The Great Falls Clinic Legacy Foundation is pleased to welcome two new board members, Suzanne Porter and Amy Pennington. The two new members are well-known members of the Great Falls community and have helped contribute to the Foundation’s success with the capital campaign by also serving on the Leadership Cabinet.
Suzanne’s family moved from her home state of Arkansas to California’s Bay Area when she was a child. After graduating college, she began her career in San Francisco managing a law firm. Suzanne moved to Livingston, MT in 1983 where she was partner in a retail and wholesale art business. She relocated to Great Falls 21 years ago to pursue further education at UGF, leading to a position as the first executive director of CASA-CAN and later as a paralegal for Smith Walsh Clarke & Gregoire. Suzanne retired from the State of Montana as a paralegal/accountant in 2015. She has served on the boards of the Livingston Depot Foundation, Livingston Art Council, Cascade Co. Food Bank, YWCA, and CASA-CAN. She loves being retired, spending as much time as possible with her two children, and going to the gym as much as time allows. Suzanne has been a long-time dedicated patient of the Great Falls Clinic and remains dedicated to helping the Great Falls Clinic succeed as well as the community of Great Falls.
Amy is originally from Valdosta, Georgia and moved to Helena, Montana in 2009. Amy and her family made the final move to Great Falls, Montana in late 2009 where she has successfully built her career in finance and accounting. Amy currently serves as the Controller at Pacific Steel & Recycling and has been with the company since 2012. Throughout her time in Great Falls, Amy has remained active in various community organizations and events including Leadership Great Falls, United Way and serving on her company’s donation committee. She has also served as Treasurer on the Family Connections MT board since 2014. She is a long-time dedicated Great Falls Clinic patient and is passionate about helping patients throughout Montana in need.
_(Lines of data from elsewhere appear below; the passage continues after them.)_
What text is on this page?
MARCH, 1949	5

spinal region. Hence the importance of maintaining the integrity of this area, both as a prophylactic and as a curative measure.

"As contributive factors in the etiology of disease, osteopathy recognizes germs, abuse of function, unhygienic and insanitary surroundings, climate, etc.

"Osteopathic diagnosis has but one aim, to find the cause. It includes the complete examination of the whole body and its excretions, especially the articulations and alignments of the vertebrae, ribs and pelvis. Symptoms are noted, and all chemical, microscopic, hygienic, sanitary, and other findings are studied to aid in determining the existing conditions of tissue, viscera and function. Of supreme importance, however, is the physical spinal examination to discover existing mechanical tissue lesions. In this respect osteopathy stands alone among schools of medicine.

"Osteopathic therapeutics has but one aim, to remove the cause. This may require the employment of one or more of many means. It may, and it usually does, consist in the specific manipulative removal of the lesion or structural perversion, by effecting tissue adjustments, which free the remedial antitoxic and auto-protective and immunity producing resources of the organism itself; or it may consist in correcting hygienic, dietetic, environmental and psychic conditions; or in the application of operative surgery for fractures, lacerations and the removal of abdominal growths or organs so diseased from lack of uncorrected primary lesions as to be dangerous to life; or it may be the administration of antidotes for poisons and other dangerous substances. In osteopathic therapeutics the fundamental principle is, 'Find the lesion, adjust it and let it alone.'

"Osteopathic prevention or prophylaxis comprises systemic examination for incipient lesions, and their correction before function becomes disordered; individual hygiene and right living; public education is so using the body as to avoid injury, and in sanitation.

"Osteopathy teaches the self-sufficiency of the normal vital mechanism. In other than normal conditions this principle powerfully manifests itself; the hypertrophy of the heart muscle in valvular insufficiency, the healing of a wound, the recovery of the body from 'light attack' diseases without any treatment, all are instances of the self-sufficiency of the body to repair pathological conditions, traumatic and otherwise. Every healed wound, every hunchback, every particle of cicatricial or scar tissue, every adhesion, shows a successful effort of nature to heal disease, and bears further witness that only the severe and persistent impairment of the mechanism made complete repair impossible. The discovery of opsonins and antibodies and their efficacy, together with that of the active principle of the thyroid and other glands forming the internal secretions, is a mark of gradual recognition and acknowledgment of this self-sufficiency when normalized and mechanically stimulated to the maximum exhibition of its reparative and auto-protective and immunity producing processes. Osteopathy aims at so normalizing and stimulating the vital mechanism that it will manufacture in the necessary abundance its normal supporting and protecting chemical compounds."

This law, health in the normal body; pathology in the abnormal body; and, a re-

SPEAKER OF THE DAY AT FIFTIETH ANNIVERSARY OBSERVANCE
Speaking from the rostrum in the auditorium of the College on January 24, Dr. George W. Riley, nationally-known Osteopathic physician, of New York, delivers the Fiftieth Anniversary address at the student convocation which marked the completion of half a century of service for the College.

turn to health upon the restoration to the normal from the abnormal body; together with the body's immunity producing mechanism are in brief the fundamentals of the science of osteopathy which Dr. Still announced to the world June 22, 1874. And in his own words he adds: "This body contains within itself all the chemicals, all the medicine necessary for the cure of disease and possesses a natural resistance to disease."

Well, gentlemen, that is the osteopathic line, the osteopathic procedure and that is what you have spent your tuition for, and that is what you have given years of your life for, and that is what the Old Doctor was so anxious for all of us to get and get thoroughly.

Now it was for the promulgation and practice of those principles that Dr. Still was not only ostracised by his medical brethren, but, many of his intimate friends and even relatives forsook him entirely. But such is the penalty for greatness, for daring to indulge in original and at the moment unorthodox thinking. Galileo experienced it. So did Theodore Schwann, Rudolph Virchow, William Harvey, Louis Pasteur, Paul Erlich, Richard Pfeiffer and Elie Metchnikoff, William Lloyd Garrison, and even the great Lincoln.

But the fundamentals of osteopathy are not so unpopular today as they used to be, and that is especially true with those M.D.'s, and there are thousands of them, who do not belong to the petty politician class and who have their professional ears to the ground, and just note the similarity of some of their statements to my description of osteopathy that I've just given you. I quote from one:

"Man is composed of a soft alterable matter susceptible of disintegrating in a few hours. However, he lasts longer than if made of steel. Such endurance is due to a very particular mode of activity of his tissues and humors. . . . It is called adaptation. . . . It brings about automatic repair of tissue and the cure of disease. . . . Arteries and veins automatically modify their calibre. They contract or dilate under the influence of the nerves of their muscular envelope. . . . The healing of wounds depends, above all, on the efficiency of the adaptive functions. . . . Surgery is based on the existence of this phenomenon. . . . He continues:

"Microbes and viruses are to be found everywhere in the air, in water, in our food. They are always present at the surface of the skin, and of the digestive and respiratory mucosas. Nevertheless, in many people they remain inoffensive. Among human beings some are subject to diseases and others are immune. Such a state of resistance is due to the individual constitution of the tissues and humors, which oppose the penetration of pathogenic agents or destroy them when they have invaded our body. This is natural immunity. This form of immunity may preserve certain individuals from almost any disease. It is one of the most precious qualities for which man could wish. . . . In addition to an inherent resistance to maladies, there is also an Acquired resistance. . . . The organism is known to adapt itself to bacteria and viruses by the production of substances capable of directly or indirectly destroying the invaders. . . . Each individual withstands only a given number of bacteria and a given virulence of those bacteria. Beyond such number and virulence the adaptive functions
The Great Falls Clinic Legacy Foundation, a nonprofit 501(c)(3), announced its plans for future patient housing last June. The Great Falls Clinic sees an average of 650 surgical and 400 cancer care patients per month, with approximately 42 percent of those patients traveling from out of town. Helping those patients and families from around Montana, seeking treatment at the Great Falls Clinic was part of the vision of the Foundation. Patient care and comfort is of the utmost importance to the Foundation, and patient housing is now their top priority.
“Our patients are our number one priority and helping to relieve some of the financial burden of medical care, as well as, housing and travel costs associated with out-of-town visits is important,” said Samantha Shinaberger, Executive Director. “The housing facility will reduce the amount of stress placed on our patients seeking medical care. Knowing their housing and travel is taken care of for the duration of their treatment is meaningful to them,” she added.
The patient housing facility will feature 12 patient guest rooms, including double queen rooms and single king rooms to accommodate large and small families. The rooms will be handicap- accessible and patient-friendly. To accommodate all lengths of patient treatments, all rooms will have a kitchenette and other hotel amenities. Along with patient rooms, the facility will feature an entry atrium displaying a donor recognition tree, a self-serve kitchen and dining area, family gathering areas, a laundry room, and an exterior gathering area with a fire pit.
“The community of Great Falls and surrounding areas would benefit greatly from the proposed housing project, especially knowing they are helping some very ill, financially burdened patients. In some patient cancer cases, a course of radiotherapy may take as long as eight weeks to complete, with treatments given daily,” said Vicki Newmiller, CEO of the Great Falls Clinic and board member of the GFC Legacy Foundation. “Without patient housing available for these patients, they would be required to stay in a hotel, sometimes far away from their treatment center, which only adds to their financial burden,” added Newmiller.
The Great Falls Clinic Legacy Foundation, started in 2016, was created to help patients seeking treatment at the Great Falls Clinic. The Foundation’s mission is to bring hope and healing to Great Falls and surrounding communities, by providing the best access to healthcare possible. The Foundation seeks to achieve its mission of hope and healing through funding approaches that will result in: providing affordable housing and travel options for patients and families in need, increasing the level of care for all patients, promoting patient health and wellness, expanding opportunities beyond just housing and travel assistance that will bring hope and healing to the Great Falls community.